AI-Guided Multi-Enzyme System Design

Challenges in Multi-Enzyme Engineering

Assembling functional enzyme cascades extends beyond stacking individual reactions. System-level failures emerge from interactions that no single-enzyme analysis predicts:

• Pathway incompatibility: Enzymes with divergent pH optima, temperature ranges, or solvent tolerances cannot operate simultaneously without compromising one or more catalysts.
• Cofactor imbalance: Oxidoreductases, transferases, and ligases require NAD(P)H, ATP, or other cofactors in precise stoichiometric ratios. Depletion of shared cofactors stalls the entire cascade.
• Intermediate accumulation: Rate mismatches between upstream and downstream enzymes cause toxic or reactive intermediate buildup, inhibiting upstream steps and compromising host viability.
• Kinetic mismatch: Orders-of-magnitude differences in turnover rates create bottlenecks and idle capacity, wasting enzyme loading and inflating process cost.

These challenges demand system-level design that treats the cascade as an integrated reaction network, not a collection of independently optimized parts.

AI-Assisted Multi-Enzyme Design Platform

Multi-Enzyme Workflow

1. Reaction Goal: Target product structure, required stereochemistry, and process constraints define the cascade architecture and enzyme class requirements.

2. Enzyme Selection: Candidate enzymes are sourced from natural diversity, engineered variants, or de novo design. Selection prioritizes compatible operational parameters and complementary kinetic profiles.

3. Compatibility Modeling: pH, temperature, cofactor, and solvent requirements are cross-referenced. Incompatibilities are resolved by enzyme engineering, reaction condition compromise, or cascade segmentation.

4. Cascade Optimization: Kinetic models predict system behavior under varied enzyme loadings and conditions. Optimal configurations are identified for maximum flux, minimal intermediate accumulation, and balanced cofactor demand.

5. System Validation: Assembled cascades are characterized for overall conversion, intermediate profiles, and cofactor turnover.
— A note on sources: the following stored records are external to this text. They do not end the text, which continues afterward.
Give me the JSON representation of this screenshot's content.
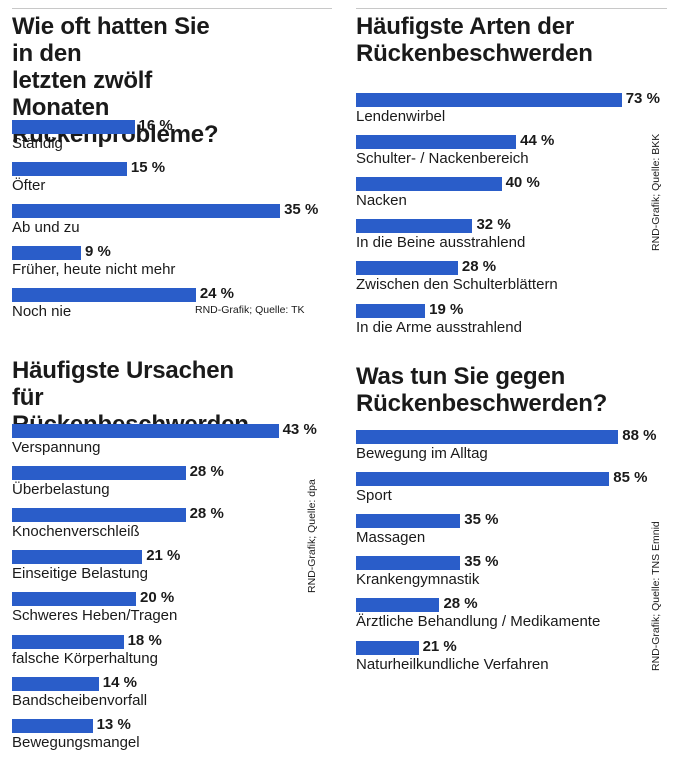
{
  "colors": {
    "bar": "#2a5dc9",
    "text": "#1a1a1a"
  },
  "chart_data": [
    {
      "type": "bar",
      "orientation": "horizontal",
      "title": "Wie oft hatten Sie in den\nletzten zwölf Monaten\nRückenprobleme?",
      "categories": [
        "Ständig",
        "Öfter",
        "Ab und zu",
        "Früher, heute nicht mehr",
        "Noch nie"
      ],
      "values": [
        16,
        15,
        35,
        9,
        24
      ],
      "value_labels": [
        "16 %",
        "15 %",
        "35 %",
        "9 %",
        "24 %"
      ],
      "unit": "%",
      "source": "RND-Grafik; Quelle: TK"
    },
    {
      "type": "bar",
      "orientation": "horizontal",
      "title": "Häufigste Arten der\nRückenbeschwerden",
      "categories": [
        "Lendenwirbel",
        "Schulter- / Nackenbereich",
        "Nacken",
        "In die Beine ausstrahlend",
        "Zwischen den Schulterblättern",
        "In die Arme ausstrahlend"
      ],
      "values": [
        73,
        44,
        40,
        32,
        28,
        19
      ],
      "value_labels": [
        "73 %",
        "44 %",
        "40 %",
        "32 %",
        "28 %",
        "19 %"
      ],
      "unit": "%",
      "source": "RND-Grafik; Quelle: BKK"
    },
    {
      "type": "bar",
      "orientation": "horizontal",
      "title": "Häufigste Ursachen für\nRückenbeschwerden",
      "categories": [
        "Verspannung",
        "Überbelastung",
        "Knochenverschleiß",
        "Einseitige Belastung",
        "Schweres Heben/Tragen",
        "falsche Körperhaltung",
        "Bandscheibenvorfall",
        "Bewegungsmangel"
      ],
      "values": [
        43,
        28,
        28,
        21,
        20,
        18,
        14,
        13
      ],
      "value_labels": [
        "43 %",
        "28 %",
        "28 %",
        "21 %",
        "20 %",
        "18 %",
        "14 %",
        "13 %"
      ],
      "unit": "%",
      "source": "RND-Grafik; Quelle: dpa"
    },
    {
      "type": "bar",
      "orientation": "horizontal",
      "title": "Was tun Sie gegen\nRückenbeschwerden?",
      "categories": [
        "Bewegung im Alltag",
        "Sport",
        "Massagen",
        "Krankengymnastik",
        "Ärztliche Behandlung / Medikamente",
        "Naturheilkundliche Verfahren"
      ],
      "values": [
        88,
        85,
        35,
        35,
        28,
        21
      ],
      "value_labels": [
        "88 %",
        "85 %",
        "35 %",
        "35 %",
        "28 %",
        "21 %"
      ],
      "unit": "%",
      "source": "RND-Grafik; Quelle: TNS Emnid"
    }
  ]
}
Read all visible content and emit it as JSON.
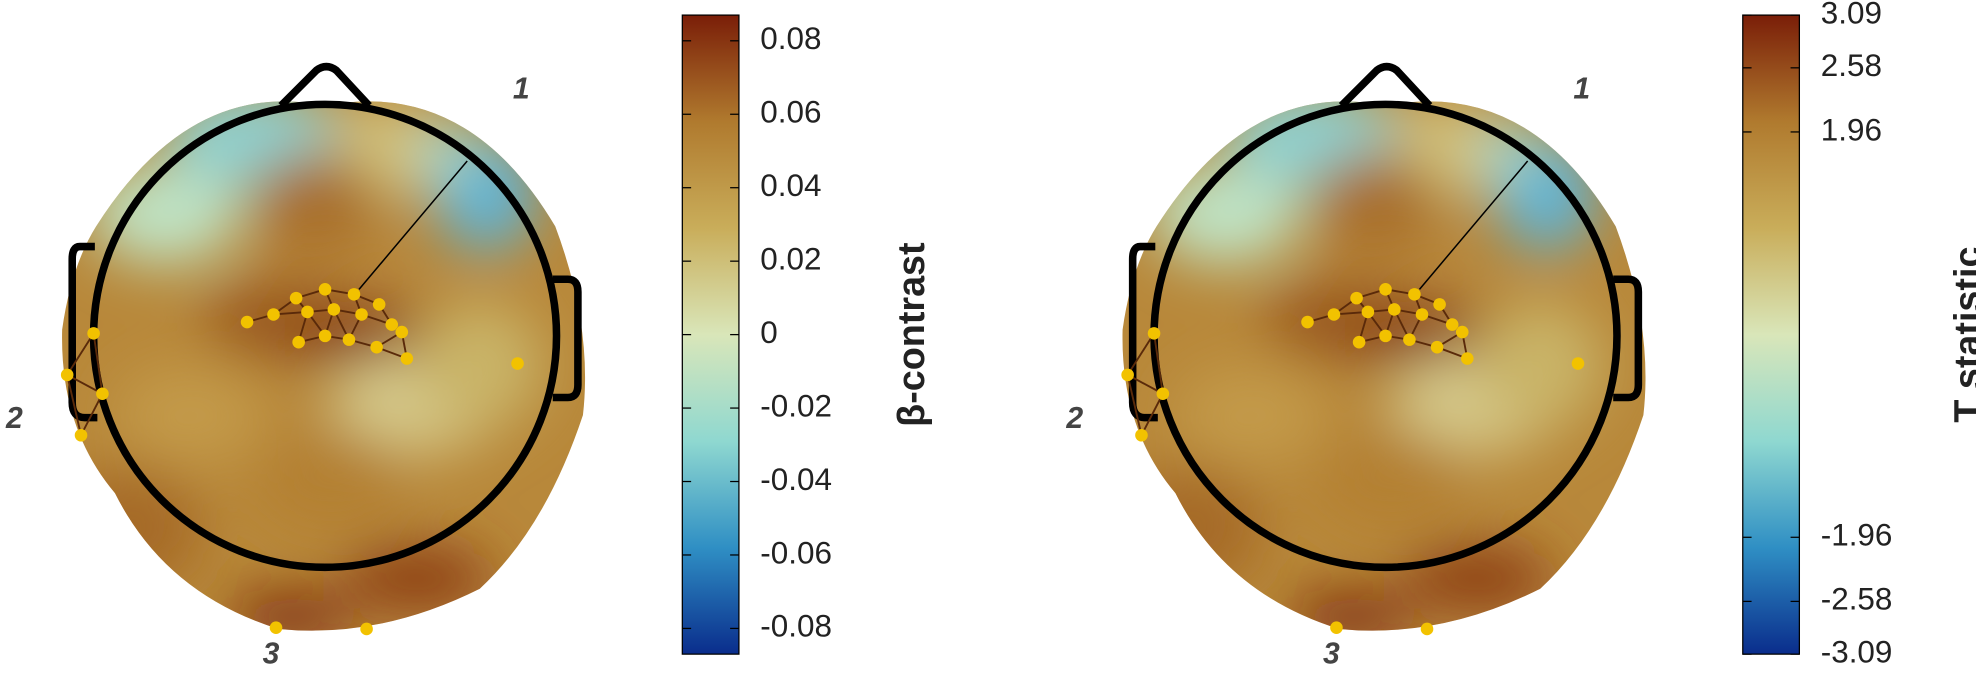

Model predictions are validated and refined for subsequent design iterations.

Supported Applications

Related Multi-Enzyme Engineering Services

Creative Enzymes offers multi-enzyme cascade development, enzyme compatibility evaluation, cofactor optimization, pathway balancing, and enzymatic system characterization services to support experimental validation of AI-designed enzyme systems.

Inquiry

Example Scenario

iMARS for Rational Multienzyme Architecture Design

Figure 1. Rational multienzyme architecture design with iMARS. (Wang et al., 2025)

This study presents iMARS, a standardized framework for designing optimal multienzyme architectures that enhance the efficiency of biocatalytic cascades through spatial organization. By integrating high-throughput activity screening with structural analysis, iMARS enables the rapid construction of enzyme assemblies with predictable performance. The approach demonstrated substantial improvements in industrially relevant pathways, increasing in vivo production of resveratrol by 45.1-fold and raspberry ketone by 11.3-fold, while also boosting ergothioneine production during fed-batch fermentation. Additionally, iMARS enhanced the catalytic efficiency of enzyme complexes for PET plastic depolymerization and vanillin biosynthesis in vitro. The framework provides a versatile tool for advancing synthetic biology, green chemistry, and sustainable biomanufacturing.

FAQs

• Q: Can AI optimize enzyme cascades?

  A: Yes. Our platform models cascades as integrated kinetic systems, predicting how individual enzyme parameters combine to determine overall flux. Optimization identifies enzyme ratios, expression levels, and operating conditions that maximize system performance rather than individual step efficiency.

• Q: How are cofactors balanced?

  A: Cofactor stoichiometry is computed across all cascade steps. Shared cofactors are balanced by enzyme selection, cofactor specificity engineering, or dedicated regeneration systems. Dynamic modeling ensures steady-state cofactor pools under varying flux conditions.

• Q: Do you support experimental testing?

  A: Yes. Designed cascades are assembled and characterized for overall conversion, intermediate profiles, and cofactor turnover. Cell-free and whole-cell systems are both supported. Experimental results refine computational models for iterative improvement.

• Q: Can you design cascades with incompatible enzymes?

  A: Incompatibilities are identified computationally and resolved through enzyme engineering, reaction condition adjustment, or cascade segmentation into sequential stages with intermediate processing.

• Q: What is the typical timeline?

  A: 6–10 months for cascade design and initial validation. Complex systems or incompatible starting enzymes extend to 12–14 months.

• Q: Can this integrate with metabolic engineering?

  A: Yes. Multi-enzyme cascades integrate seamlessly into host metabolic networks. Pathway balancing and cofactor engineering are coordinated across heterologous and native enzymes.